You are not legally obliged to provide any personal data to use this website. You can read every page without giving us any information. The only consequence of not giving us information is that we cannot do something for you that needed it — for example, if you do not submit the contact form, we cannot reply to you. There is no penalty.

11. Children

This website is not directed at children. We do not knowingly collect personal data from children under the age of 16 — the digital age of consent in Ireland set by Section 31 of the Data Protection Act 2018 (the Member State option allowed by Article 8(1) of the GDPR). If you are a parent or guardian and you believe a child has submitted personal data through this site, please contact us using the route in Section 2 and we will erase the data.

12. How we keep your data secure

We take the security of your personal data seriously. The technical and organisational measures we rely on include:

• In transit: every page on the website is served over TLS (HTTPS), so your data is encrypted between your browser and our servers. The same applies to data sent to Cookiebot and to Resend.
• At rest: our hosting provider, Resend, and Cookiebot all encrypt stored data at rest, as documented in the Data Processing Addendum we hold for each.
• Access control: the firm's email accounts (where contact-form messages arrive) are protected by the firm's email provider's authentication. Access is limited to the small number of firm staff who handle enquiries.
• Processor security: every service provider we use is bound by an Article 28(3) contract that includes Article 32 GDPR security commitments. We hold each contract on file (see Section 4 above).
• Architectural design: the site is built to collect the minimum personal data needed (Article 25 GDPR — data protection by design and by default). There is no analytics layer, no tracking layer, and no third-party widgets.

If a personal data breach affecting your data occurs, we will notify the Data Protection Commission within 72 hours of becoming aware of it, unless the breach is unlikely to result in a risk to your rights and freedoms (Article 33 of the GDPR). We will also notify you directly, without undue delay, if the breach is likely to result in a high risk to your rights and freedoms (Article 34 of the GDPR), and tell you what the breach was and what you can do to protect yourself.

13. Cookies

This Privacy Policy describes how we handle personal data in general. The specific list of cookies the site uses, what each cookie does, and how long each cookie lasts, is set out in our Cookie Policy at /cookie-policy — that page also lets you change or withdraw your consent at any time.

The cookie banner that appears on first visit is the place where you choose which categories of cookies you allow. The floating Privacy icon in the bottom-left corner of every page is the place where you change or withdraw your consent later.

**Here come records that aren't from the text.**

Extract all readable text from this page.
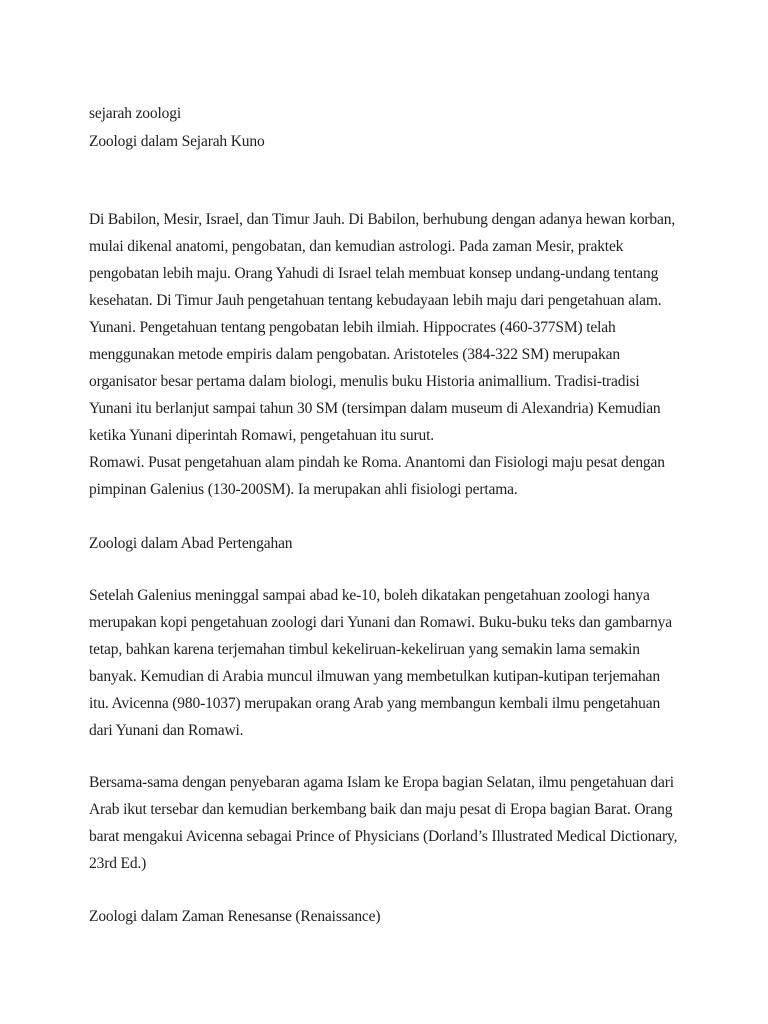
sejarah zoologi
Zoologi dalam Sejarah Kuno
Di Babilon, Mesir, Israel, dan Timur Jauh. Di Babilon, berhubung dengan adanya hewan korban,
mulai dikenal anatomi, pengobatan, dan kemudian astrologi. Pada zaman Mesir, praktek
pengobatan lebih maju. Orang Yahudi di Israel telah membuat konsep undang-undang tentang
kesehatan. Di Timur Jauh pengetahuan tentang kebudayaan lebih maju dari pengetahuan alam.
Yunani. Pengetahuan tentang pengobatan lebih ilmiah. Hippocrates (460-377SM) telah
menggunakan metode empiris dalam pengobatan. Aristoteles (384-322 SM) merupakan
organisator besar pertama dalam biologi, menulis buku Historia animallium. Tradisi-tradisi
Yunani itu berlanjut sampai tahun 30 SM (tersimpan dalam museum di Alexandria) Kemudian
ketika Yunani diperintah Romawi, pengetahuan itu surut.
Romawi. Pusat pengetahuan alam pindah ke Roma. Anantomi dan Fisiologi maju pesat dengan
pimpinan Galenius (130-200SM). Ia merupakan ahli fisiologi pertama.
Zoologi dalam Abad Pertengahan
Setelah Galenius meninggal sampai abad ke-10, boleh dikatakan pengetahuan zoologi hanya
merupakan kopi pengetahuan zoologi dari Yunani dan Romawi. Buku-buku teks dan gambarnya
tetap, bahkan karena terjemahan timbul kekeliruan-kekeliruan yang semakin lama semakin
banyak. Kemudian di Arabia muncul ilmuwan yang membetulkan kutipan-kutipan terjemahan
itu. Avicenna (980-1037) merupakan orang Arab yang membangun kembali ilmu pengetahuan
dari Yunani dan Romawi.
Bersama-sama dengan penyebaran agama Islam ke Eropa bagian Selatan, ilmu pengetahuan dari
Arab ikut tersebar dan kemudian berkembang baik dan maju pesat di Eropa bagian Barat. Orang
barat mengakui Avicenna sebagai Prince of Physicians (Dorland’s Illustrated Medical Dictionary,
23rd Ed.)
Zoologi dalam Zaman Renesanse (Renaissance)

14. Links to other websites

This site contains links to a small number of external websites — for example, the Law Society of Ireland, the Legal Services Regulatory Authority, the Data Protection Commission, and Google Maps for directions to the office. When you click such a link, you leave our site and your information is then handled under the privacy policy of whichever site you arrive at, not this one. We have no control over the content or privacy practices of those external sites and accept no responsibility for them. We recommend that you review the privacy policy of any site you visit.

15. Changes to this policy

We may update this Privacy Policy from time to time — for example, if we change a service provider, if a regulator publishes new guidance, or if the law itself changes. The "Last updated" date at the top of this notice always shows when the policy was last revised. If we make a change that materially affects how we handle your personal data, we will flag it visibly on the website.